Observando la nariz con desesperación descubrió que le parecía familiar. Mirándola con más atención se dio cuenta de que era nada más y nada menos que una parte de la cara de Kunik. En aquel momento se encendió otra luz, pero esta vez dentro de ella. Ahora que sabía que era su prometido quien se escondía bajo la nieve, vio con claridad lo que tenía que hacer. Colocando sus dos manos a los lados de la tibia montañita, se agachó y comenzó a frotar su propia nariz con la que sobresalía de la nieve.
Se concentró en pensar en la naturaleza que les daba la vida mientras lo hacía.
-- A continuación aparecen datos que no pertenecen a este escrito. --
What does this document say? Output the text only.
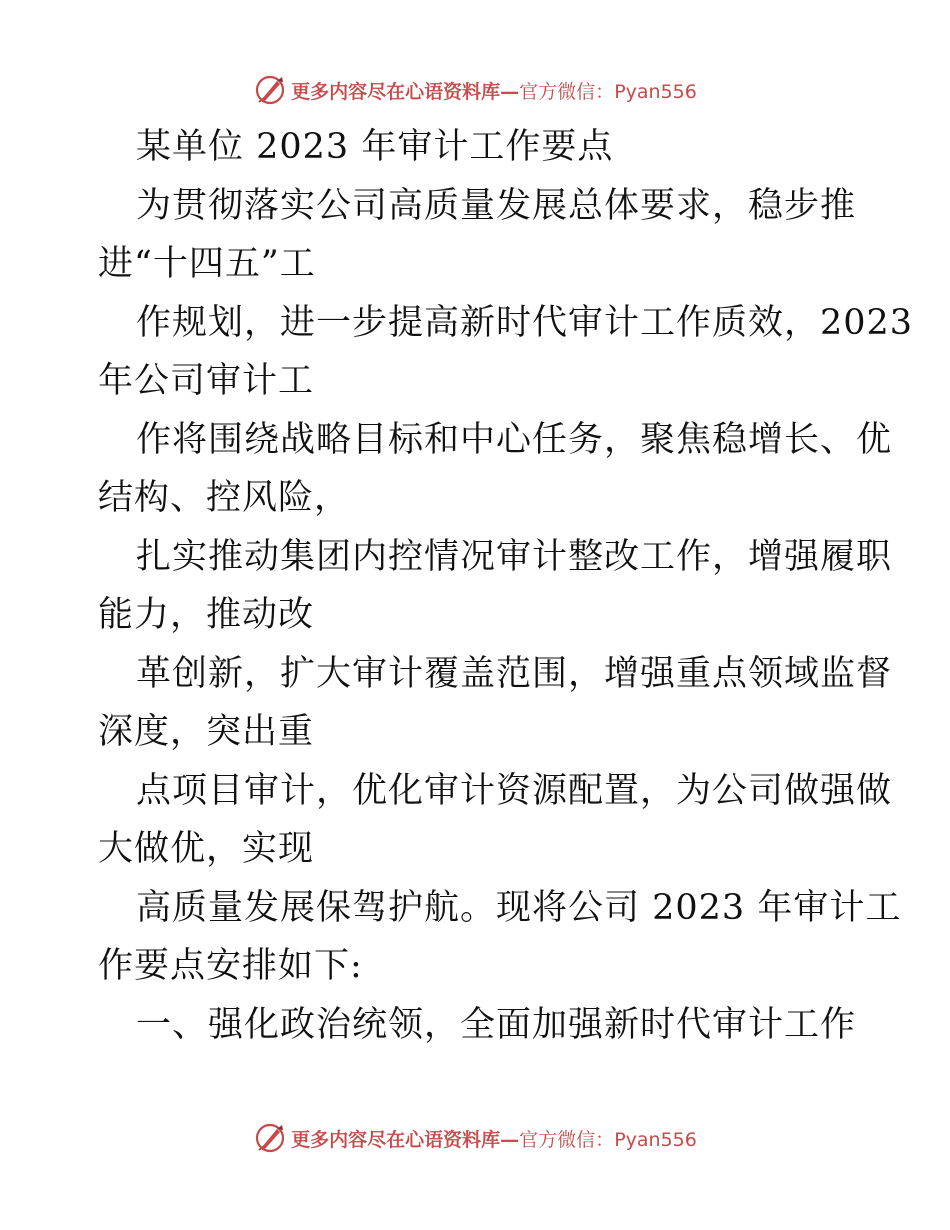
更多内容尽在心语资料库—官方微信：Pyan556
某单位 2023 年审计工作要点
为贯彻落实公司高质量发展总体要求，稳步推
进“十四五”工
作规划，进一步提高新时代审计工作质效，2023
年公司审计工
作将围绕战略目标和中心任务，聚焦稳增长、优
结构、控风险，
扎实推动集团内控情况审计整改工作，增强履职
能力，推动改
革创新，扩大审计覆盖范围，增强重点领域监督
深度，突出重
点项目审计，优化审计资源配置，为公司做强做
大做优，实现
高质量发展保驾护航。现将公司 2023 年审计工
作要点安排如下:
一、强化政治统领，全面加强新时代审计工作
更多内容尽在心语资料库—官方微信：Pyan556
En lo cálido que puede ser el sol aún entre tanta nieve, en el placer de un fuego chispeante en una noche helada, en una taza de hierbas calientes dentro de un iglú de hielo, en la piel tibia de su pareja, en su respiración cuando sus besos le recorrían toda la piel.
Taomara mantenía los ojos cerrados mientras evocaba todas aquellas imágenes en su mente, no podía verlo, pero sentía como una luz de vida conectaba su cuerpo con el de su prometido, que empezó a moverse debajo de la nieve. Sus brazos aparecieron repentinamente y sacando su cabeza de entre los blancos copos, abrazó a su amada.
Inundados por aquella luz de energía vital, de alrededor de Kunik fueron surgiendo el resto de los miembros de la tribu. Poco a poco un brazo salió a la superficie y Kunik fue a tirar de él para desenterrar a uno de sus amigos. Un poco más alejado lo primero en asomarse fue un dedo gordo, para dar paso a una pierna y después al cuerpo entero de un joven cazador.
Un rato después de que Taomara encontrara a su pareja, todos los cazadores estaban con ellos en la superficie. Habían dejado sus presas en una cueva cercana, cuando un alud los había atrapado a todos bajo una capa de nieve. Por suerte para ellos había aparecido Taomara, que con ayuda de los elementos, los había salvado con un beso esquimal.